The Big Picture
As both the economy and the job market recover from the effects of COVID-19, the Department of Labor and its Wage and Hour Division’s importance has never been more evident. Reinstating Weil as head of the DOL’s Wage and Hour Division would represent a return to the same bureaucratic overregulation so prevalent in the Obama administration as well as a further rebuke of the deregulatory strides made in the Trump administration.
If Weil is confirmed, two of his highest priorities will likely be a reversal of the Trump Administration’s Independent Contractor rule and the Joint Employer Final Rule.
- The Independent Contractor rule governs the classification of workers as either “independent contractors” or “employees.” The rule used an “economic realities test” to analyze which category a worker would fall under.
- The Joint Employer Final Rule clarifies the circumstances under which an employer might be considered a “joint employer” under the Fair Labor Standards Act. Being deemed a joint employer would make the employer liable for overtime pay, minimum wage, and other requirements for a subcontractor’s or franchisee’s employees.
Why It Matters
Independent Contractor: Many people argue that forcing employers to classify more people as employees, not independent contractors, would help independent contractors receive more rights in the workplace. However, most independent contractors deplore this change as it limits their flexibility and freedom to control their hours and location of work. Moreover, this change would force millions of workers out of their jobs as they become too costly to retain as full-fledged employees. Look at what happened after California passed AB 5, which dramatically narrowed who could be deemed an independent contractor: the job loss among independent contractors was so great that the legislature was forced to amend the law to exempt a very long list of professions. It is important to recognize that reclassifying independent contractors as full-time employees not only affects gig workers at companies such as Uber and Lyft, but also freelance journalists, construction workers, and truckers.

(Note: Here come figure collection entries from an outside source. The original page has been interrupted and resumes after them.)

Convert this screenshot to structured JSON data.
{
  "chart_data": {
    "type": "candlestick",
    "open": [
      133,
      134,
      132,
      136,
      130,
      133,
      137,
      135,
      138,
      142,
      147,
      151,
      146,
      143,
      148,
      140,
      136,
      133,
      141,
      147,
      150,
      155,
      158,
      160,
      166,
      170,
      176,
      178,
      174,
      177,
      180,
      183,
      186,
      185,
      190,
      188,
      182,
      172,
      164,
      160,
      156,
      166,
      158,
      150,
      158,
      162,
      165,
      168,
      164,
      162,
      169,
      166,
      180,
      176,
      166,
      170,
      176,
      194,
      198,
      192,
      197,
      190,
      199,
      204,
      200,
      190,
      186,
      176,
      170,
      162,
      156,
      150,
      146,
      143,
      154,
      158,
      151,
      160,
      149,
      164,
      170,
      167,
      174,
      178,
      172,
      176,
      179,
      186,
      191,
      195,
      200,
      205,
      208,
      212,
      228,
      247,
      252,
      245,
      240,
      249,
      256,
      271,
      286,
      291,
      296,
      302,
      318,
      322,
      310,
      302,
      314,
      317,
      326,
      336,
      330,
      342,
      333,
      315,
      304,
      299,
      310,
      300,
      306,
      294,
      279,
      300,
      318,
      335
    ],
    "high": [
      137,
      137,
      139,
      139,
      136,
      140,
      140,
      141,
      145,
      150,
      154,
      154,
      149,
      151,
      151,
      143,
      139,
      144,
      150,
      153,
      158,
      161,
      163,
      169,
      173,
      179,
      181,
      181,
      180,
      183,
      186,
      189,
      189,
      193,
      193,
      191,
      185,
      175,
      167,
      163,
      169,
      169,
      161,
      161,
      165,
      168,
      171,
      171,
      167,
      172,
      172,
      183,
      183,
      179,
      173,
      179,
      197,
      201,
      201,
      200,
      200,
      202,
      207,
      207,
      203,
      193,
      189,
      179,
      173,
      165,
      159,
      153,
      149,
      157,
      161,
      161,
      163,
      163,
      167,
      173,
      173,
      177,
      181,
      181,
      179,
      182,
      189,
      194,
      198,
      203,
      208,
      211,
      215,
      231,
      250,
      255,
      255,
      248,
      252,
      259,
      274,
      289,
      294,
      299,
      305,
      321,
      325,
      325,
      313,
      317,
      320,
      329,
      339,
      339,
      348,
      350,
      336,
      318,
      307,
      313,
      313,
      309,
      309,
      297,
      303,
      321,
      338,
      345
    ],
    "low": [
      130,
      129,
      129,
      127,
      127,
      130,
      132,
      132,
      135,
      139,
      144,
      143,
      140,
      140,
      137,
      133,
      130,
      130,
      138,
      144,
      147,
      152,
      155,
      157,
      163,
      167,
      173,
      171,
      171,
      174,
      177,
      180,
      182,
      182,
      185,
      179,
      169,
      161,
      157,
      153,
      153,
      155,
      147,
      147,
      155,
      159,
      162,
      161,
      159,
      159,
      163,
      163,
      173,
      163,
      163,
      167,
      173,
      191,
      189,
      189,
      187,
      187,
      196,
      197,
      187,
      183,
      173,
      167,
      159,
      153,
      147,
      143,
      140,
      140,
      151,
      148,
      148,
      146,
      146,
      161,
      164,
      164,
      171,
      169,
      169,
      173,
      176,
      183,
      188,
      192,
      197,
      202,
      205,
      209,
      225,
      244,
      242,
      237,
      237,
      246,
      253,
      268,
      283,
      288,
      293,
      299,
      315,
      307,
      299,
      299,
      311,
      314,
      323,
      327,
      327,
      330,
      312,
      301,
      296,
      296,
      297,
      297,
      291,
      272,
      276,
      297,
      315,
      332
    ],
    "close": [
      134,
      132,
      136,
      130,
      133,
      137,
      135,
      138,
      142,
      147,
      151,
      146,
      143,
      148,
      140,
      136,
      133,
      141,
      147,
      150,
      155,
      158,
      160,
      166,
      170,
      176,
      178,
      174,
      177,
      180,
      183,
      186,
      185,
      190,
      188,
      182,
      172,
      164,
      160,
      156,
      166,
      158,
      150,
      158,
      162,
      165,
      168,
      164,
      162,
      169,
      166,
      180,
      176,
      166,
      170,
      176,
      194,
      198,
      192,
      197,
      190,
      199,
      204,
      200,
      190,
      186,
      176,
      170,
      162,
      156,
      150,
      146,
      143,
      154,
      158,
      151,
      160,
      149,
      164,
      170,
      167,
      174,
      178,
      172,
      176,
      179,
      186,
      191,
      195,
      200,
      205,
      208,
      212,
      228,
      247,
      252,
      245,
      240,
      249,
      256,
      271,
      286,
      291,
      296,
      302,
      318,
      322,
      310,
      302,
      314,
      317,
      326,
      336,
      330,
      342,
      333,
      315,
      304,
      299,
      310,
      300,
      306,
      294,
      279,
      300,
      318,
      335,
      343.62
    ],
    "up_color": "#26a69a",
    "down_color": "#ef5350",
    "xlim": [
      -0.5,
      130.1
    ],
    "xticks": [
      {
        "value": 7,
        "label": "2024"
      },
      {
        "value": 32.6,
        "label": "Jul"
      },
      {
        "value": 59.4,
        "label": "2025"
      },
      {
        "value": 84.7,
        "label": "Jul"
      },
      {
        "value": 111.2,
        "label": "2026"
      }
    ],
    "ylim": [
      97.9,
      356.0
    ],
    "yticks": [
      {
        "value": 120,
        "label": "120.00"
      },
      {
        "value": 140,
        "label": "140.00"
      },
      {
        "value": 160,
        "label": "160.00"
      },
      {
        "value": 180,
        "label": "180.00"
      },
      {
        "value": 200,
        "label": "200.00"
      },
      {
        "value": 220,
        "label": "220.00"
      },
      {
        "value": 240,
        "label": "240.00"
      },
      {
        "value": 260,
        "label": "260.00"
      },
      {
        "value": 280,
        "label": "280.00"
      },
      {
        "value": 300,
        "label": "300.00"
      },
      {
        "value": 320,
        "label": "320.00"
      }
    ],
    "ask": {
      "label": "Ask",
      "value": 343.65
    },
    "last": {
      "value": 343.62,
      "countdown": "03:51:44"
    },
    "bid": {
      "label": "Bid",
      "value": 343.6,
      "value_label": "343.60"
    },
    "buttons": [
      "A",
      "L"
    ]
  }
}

Joint Employer: Eliminating the joint employer rule would deprive employers of certainty in their business relationships with subcontractors and franchisees. Without the guidance that the Trump Administration rule provides, employers will be less likely to impose on subcontractors or franchisees health and safety requirements, mandatory training on discrimination and harassment, or minimum wage and leave requirements: mandating any of these could result in their being deemed a joint employer. Franchisees and subcontractors are often small businesses, which public policy should be helping, not hamstringing.
Bob Johnson contributed to this post.